Spark RAPIDS plugin - accelerate Apache Spark with GPUs
https://nvidia.github.io/spark-rapids
Apache License 2.0
806 stars 234 forks source link

[FEA] Support short-circuit evaluation for expensive expression like rlike #10613

Open winningsix opened 7 months ago

winningsix commented 7 months ago

Is your feature request related to a problem? Please describe. Rlike was an very expensive cudf operation compared to other operator like compare. One option is mentioned in https://github.com/NVIDIA/spark-rapids/issues/10600 that we can replace some cases with cheaper expression. Another option we could have is to introduce short-circuit evaluation to skip some regexp by prioritizing to evaluate those cheaper evaluations.
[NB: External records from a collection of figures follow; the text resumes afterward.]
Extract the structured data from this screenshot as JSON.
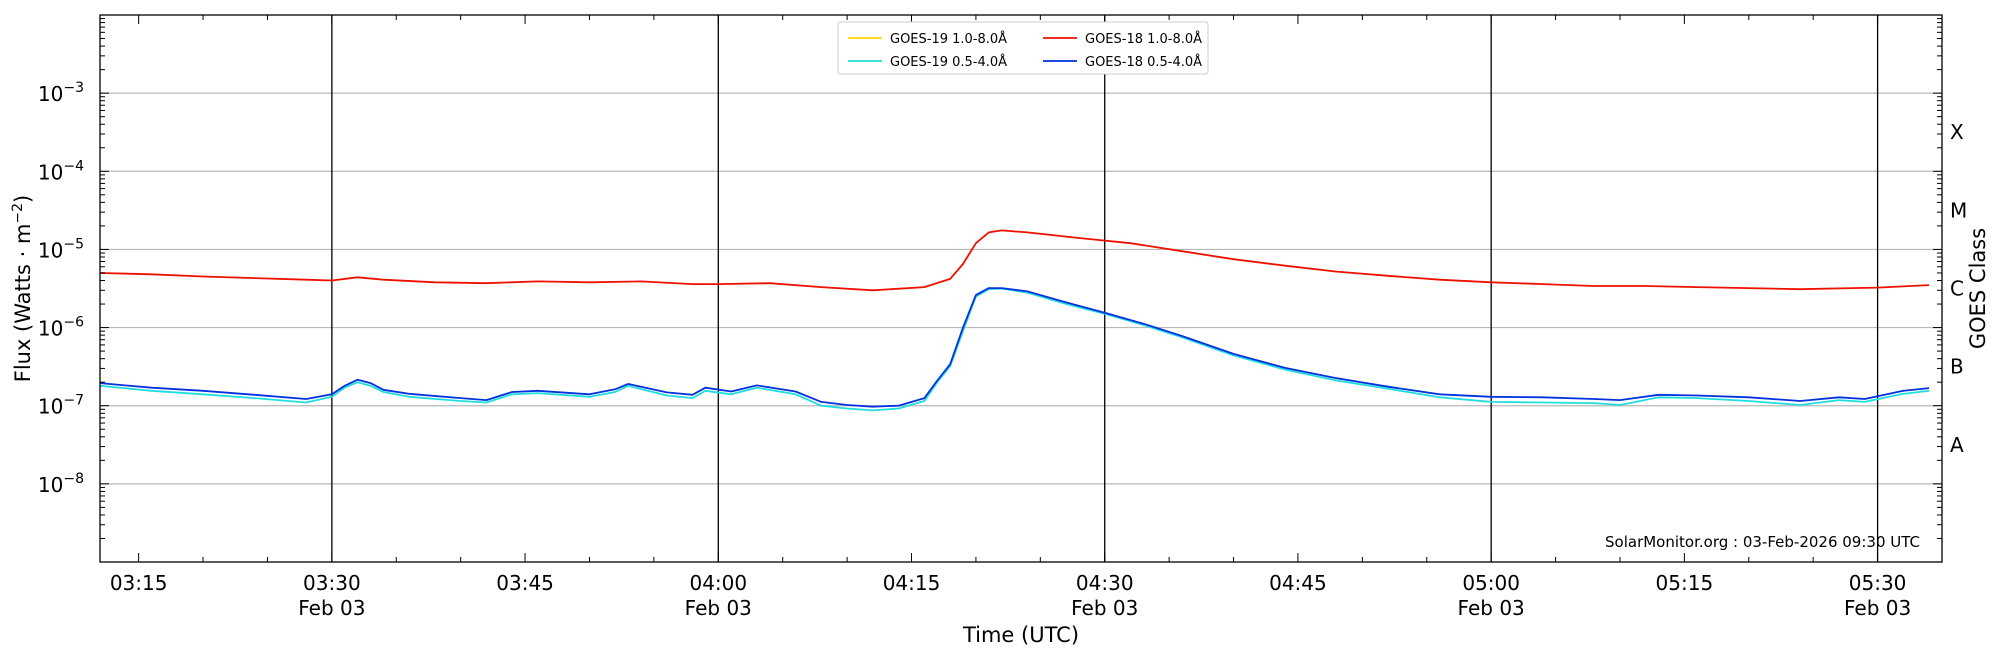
{
  "chart_data": {
    "type": "line",
    "xlabel": "Time (UTC)",
    "ylabel": "Flux (Watts · m",
    "ylabel_sup": "−2",
    "ylabel_close": ")",
    "y2label": "GOES Class",
    "yscale": "log",
    "xlim": [
      "03:12",
      "05:35"
    ],
    "ylim": [
      1e-09,
      0.01
    ],
    "y_ticks": [
      {
        "value": 1e-08,
        "base": "10",
        "exp": "−8"
      },
      {
        "value": 1e-07,
        "base": "10",
        "exp": "−7"
      },
      {
        "value": 1e-06,
        "base": "10",
        "exp": "−6"
      },
      {
        "value": 1e-05,
        "base": "10",
        "exp": "−5"
      },
      {
        "value": 0.0001,
        "base": "10",
        "exp": "−4"
      },
      {
        "value": 0.001,
        "base": "10",
        "exp": "−3"
      }
    ],
    "x_ticks": [
      {
        "time": "03:15",
        "label": "03:15",
        "date": ""
      },
      {
        "time": "03:30",
        "label": "03:30",
        "date": "Feb 03"
      },
      {
        "time": "03:45",
        "label": "03:45",
        "date": ""
      },
      {
        "time": "04:00",
        "label": "04:00",
        "date": "Feb 03"
      },
      {
        "time": "04:15",
        "label": "04:15",
        "date": ""
      },
      {
        "time": "04:30",
        "label": "04:30",
        "date": "Feb 03"
      },
      {
        "time": "04:45",
        "label": "04:45",
        "date": ""
      },
      {
        "time": "05:00",
        "label": "05:00",
        "date": "Feb 03"
      },
      {
        "time": "05:15",
        "label": "05:15",
        "date": ""
      },
      {
        "time": "05:30",
        "label": "05:30",
        "date": "Feb 03"
      }
    ],
    "vertical_lines": [
      "03:30",
      "04:00",
      "04:30",
      "05:00",
      "05:30"
    ],
    "grid": "horizontal at decades",
    "goes_classes": [
      {
        "label": "A",
        "value": 3.16e-08
      },
      {
        "label": "B",
        "value": 3.16e-07
      },
      {
        "label": "C",
        "value": 3.16e-06
      },
      {
        "label": "M",
        "value": 3.16e-05
      },
      {
        "label": "X",
        "value": 0.000316
      }
    ],
    "legend_position": "upper center",
    "credit": "SolarMonitor.org : 03-Feb-2026 09:30 UTC",
    "series": [
      {
        "name": "GOES-19 1.0-8.0Å",
        "color": "#ffd700",
        "visible_in_plot": false,
        "points": []
      },
      {
        "name": "GOES-18 1.0-8.0Å",
        "color": "#ee1100",
        "points": [
          [
            "03:12",
            5e-06
          ],
          [
            "03:16",
            4.8e-06
          ],
          [
            "03:20",
            4.5e-06
          ],
          [
            "03:24",
            4.3e-06
          ],
          [
            "03:28",
            4.1e-06
          ],
          [
            "03:30",
            4e-06
          ],
          [
            "03:32",
            4.4e-06
          ],
          [
            "03:34",
            4.1e-06
          ],
          [
            "03:38",
            3.8e-06
          ],
          [
            "03:42",
            3.7e-06
          ],
          [
            "03:46",
            3.9e-06
          ],
          [
            "03:50",
            3.8e-06
          ],
          [
            "03:54",
            3.9e-06
          ],
          [
            "03:58",
            3.6e-06
          ],
          [
            "04:00",
            3.6e-06
          ],
          [
            "04:04",
            3.7e-06
          ],
          [
            "04:08",
            3.3e-06
          ],
          [
            "04:12",
            3e-06
          ],
          [
            "04:16",
            3.3e-06
          ],
          [
            "04:18",
            4.2e-06
          ],
          [
            "04:19",
            6.5e-06
          ],
          [
            "04:20",
            1.2e-05
          ],
          [
            "04:21",
            1.65e-05
          ],
          [
            "04:22",
            1.75e-05
          ],
          [
            "04:24",
            1.65e-05
          ],
          [
            "04:28",
            1.4e-05
          ],
          [
            "04:32",
            1.2e-05
          ],
          [
            "04:36",
            9.5e-06
          ],
          [
            "04:40",
            7.5e-06
          ],
          [
            "04:44",
            6.2e-06
          ],
          [
            "04:48",
            5.2e-06
          ],
          [
            "04:52",
            4.6e-06
          ],
          [
            "04:56",
            4.1e-06
          ],
          [
            "05:00",
            3.8e-06
          ],
          [
            "05:04",
            3.6e-06
          ],
          [
            "05:08",
            3.4e-06
          ],
          [
            "05:12",
            3.4e-06
          ],
          [
            "05:16",
            3.3e-06
          ],
          [
            "05:20",
            3.2e-06
          ],
          [
            "05:24",
            3.1e-06
          ],
          [
            "05:28",
            3.2e-06
          ],
          [
            "05:30",
            3.25e-06
          ],
          [
            "05:34",
            3.5e-06
          ]
        ]
      },
      {
        "name": "GOES-19 0.5-4.0Å",
        "color": "#22dddd",
        "points": [
          [
            "03:12",
            1.8e-07
          ],
          [
            "03:16",
            1.55e-07
          ],
          [
            "03:20",
            1.4e-07
          ],
          [
            "03:24",
            1.25e-07
          ],
          [
            "03:28",
            1.1e-07
          ],
          [
            "03:30",
            1.3e-07
          ],
          [
            "03:31",
            1.7e-07
          ],
          [
            "03:32",
            2e-07
          ],
          [
            "03:33",
            1.8e-07
          ],
          [
            "03:34",
            1.5e-07
          ],
          [
            "03:36",
            1.3e-07
          ],
          [
            "03:40",
            1.15e-07
          ],
          [
            "03:42",
            1.1e-07
          ],
          [
            "03:44",
            1.4e-07
          ],
          [
            "03:46",
            1.45e-07
          ],
          [
            "03:50",
            1.3e-07
          ],
          [
            "03:52",
            1.5e-07
          ],
          [
            "03:53",
            1.8e-07
          ],
          [
            "03:56",
            1.35e-07
          ],
          [
            "03:58",
            1.25e-07
          ],
          [
            "03:59",
            1.55e-07
          ],
          [
            "04:01",
            1.4e-07
          ],
          [
            "04:03",
            1.7e-07
          ],
          [
            "04:06",
            1.4e-07
          ],
          [
            "04:08",
            1e-07
          ],
          [
            "04:10",
            9.2e-08
          ],
          [
            "04:12",
            8.7e-08
          ],
          [
            "04:14",
            9.2e-08
          ],
          [
            "04:16",
            1.15e-07
          ],
          [
            "04:17",
            2e-07
          ],
          [
            "04:18",
            3.2e-07
          ],
          [
            "04:19",
            9e-07
          ],
          [
            "04:20",
            2.5e-06
          ],
          [
            "04:21",
            3.1e-06
          ],
          [
            "04:22",
            3.15e-06
          ],
          [
            "04:24",
            2.8e-06
          ],
          [
            "04:27",
            2e-06
          ],
          [
            "04:30",
            1.5e-06
          ],
          [
            "04:33",
            1.08e-06
          ],
          [
            "04:36",
            7.5e-07
          ],
          [
            "04:40",
            4.4e-07
          ],
          [
            "04:44",
            2.9e-07
          ],
          [
            "04:48",
            2.1e-07
          ],
          [
            "04:52",
            1.65e-07
          ],
          [
            "04:56",
            1.28e-07
          ],
          [
            "05:00",
            1.12e-07
          ],
          [
            "05:04",
            1.1e-07
          ],
          [
            "05:08",
            1.08e-07
          ],
          [
            "05:10",
            1.02e-07
          ],
          [
            "05:13",
            1.28e-07
          ],
          [
            "05:16",
            1.25e-07
          ],
          [
            "05:20",
            1.15e-07
          ],
          [
            "05:24",
            1.02e-07
          ],
          [
            "05:27",
            1.18e-07
          ],
          [
            "05:29",
            1.12e-07
          ],
          [
            "05:32",
            1.42e-07
          ],
          [
            "05:34",
            1.55e-07
          ]
        ]
      },
      {
        "name": "GOES-18 0.5-4.0Å",
        "color": "#0033dd",
        "points": [
          [
            "03:12",
            1.95e-07
          ],
          [
            "03:16",
            1.7e-07
          ],
          [
            "03:20",
            1.55e-07
          ],
          [
            "03:24",
            1.38e-07
          ],
          [
            "03:28",
            1.22e-07
          ],
          [
            "03:30",
            1.4e-07
          ],
          [
            "03:31",
            1.8e-07
          ],
          [
            "03:32",
            2.15e-07
          ],
          [
            "03:33",
            1.95e-07
          ],
          [
            "03:34",
            1.6e-07
          ],
          [
            "03:36",
            1.42e-07
          ],
          [
            "03:40",
            1.25e-07
          ],
          [
            "03:42",
            1.18e-07
          ],
          [
            "03:44",
            1.5e-07
          ],
          [
            "03:46",
            1.55e-07
          ],
          [
            "03:50",
            1.4e-07
          ],
          [
            "03:52",
            1.62e-07
          ],
          [
            "03:53",
            1.9e-07
          ],
          [
            "03:56",
            1.48e-07
          ],
          [
            "03:58",
            1.38e-07
          ],
          [
            "03:59",
            1.7e-07
          ],
          [
            "04:01",
            1.52e-07
          ],
          [
            "04:03",
            1.82e-07
          ],
          [
            "04:06",
            1.52e-07
          ],
          [
            "04:08",
            1.12e-07
          ],
          [
            "04:10",
            1.02e-07
          ],
          [
            "04:12",
            9.7e-08
          ],
          [
            "04:14",
            1e-07
          ],
          [
            "04:16",
            1.25e-07
          ],
          [
            "04:17",
            2.1e-07
          ],
          [
            "04:18",
            3.4e-07
          ],
          [
            "04:19",
            1e-06
          ],
          [
            "04:20",
            2.6e-06
          ],
          [
            "04:21",
            3.2e-06
          ],
          [
            "04:22",
            3.2e-06
          ],
          [
            "04:24",
            2.9e-06
          ],
          [
            "04:27",
            2.1e-06
          ],
          [
            "04:30",
            1.55e-06
          ],
          [
            "04:33",
            1.12e-06
          ],
          [
            "04:36",
            7.8e-07
          ],
          [
            "04:40",
            4.6e-07
          ],
          [
            "04:44",
            3.05e-07
          ],
          [
            "04:48",
            2.25e-07
          ],
          [
            "04:52",
            1.75e-07
          ],
          [
            "04:56",
            1.4e-07
          ],
          [
            "05:00",
            1.3e-07
          ],
          [
            "05:04",
            1.28e-07
          ],
          [
            "05:08",
            1.22e-07
          ],
          [
            "05:10",
            1.18e-07
          ],
          [
            "05:13",
            1.38e-07
          ],
          [
            "05:16",
            1.35e-07
          ],
          [
            "05:20",
            1.28e-07
          ],
          [
            "05:24",
            1.15e-07
          ],
          [
            "05:27",
            1.28e-07
          ],
          [
            "05:29",
            1.22e-07
          ],
          [
            "05:32",
            1.55e-07
          ],
          [
            "05:34",
            1.68e-07
          ]
        ]
      }
    ]
  }
}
Describe the solution you'd like

record_name regexpr (.*[0-9]{2}) AND date BTWEEN `20201111` AND `20201112` AND length(store_names) > 15

For condition mentioned above, we could optimize it by:

  1. Evaluate other conditions firstly other than regexp
  2. Support null masking filter on the fisrst 2 conditions and evaluate null masked data using regexp
  3. (nice to have) reorder date and length conditions on the fly based on its selectivity
revans2 commented 7 months ago

On the GPU the problems typically show up around thread divergence and non-coalesed memory access patterns.

I am not 100% sure about this so we should run some experiments and see, but I don't think it is a clear win every time. If the string is long, then it will always have a bad memory access pattern, and the length of time that the kernel takes to run is likely the amount of time it takes for the longest string to be processed by a warp. If the string is short then the memory access pattern is likely good, and even though we might still have thread divergence it is decently fast.

Replacing string values with nulls requires a memory copy, and copy_if_else for strings is not known to be that great. So we might need some kind of a heuristic to see what matters. I think in really bad cases today this could be a big win, especially if we can free up some warps early to process more data, and there are enough input strings to make that be a win.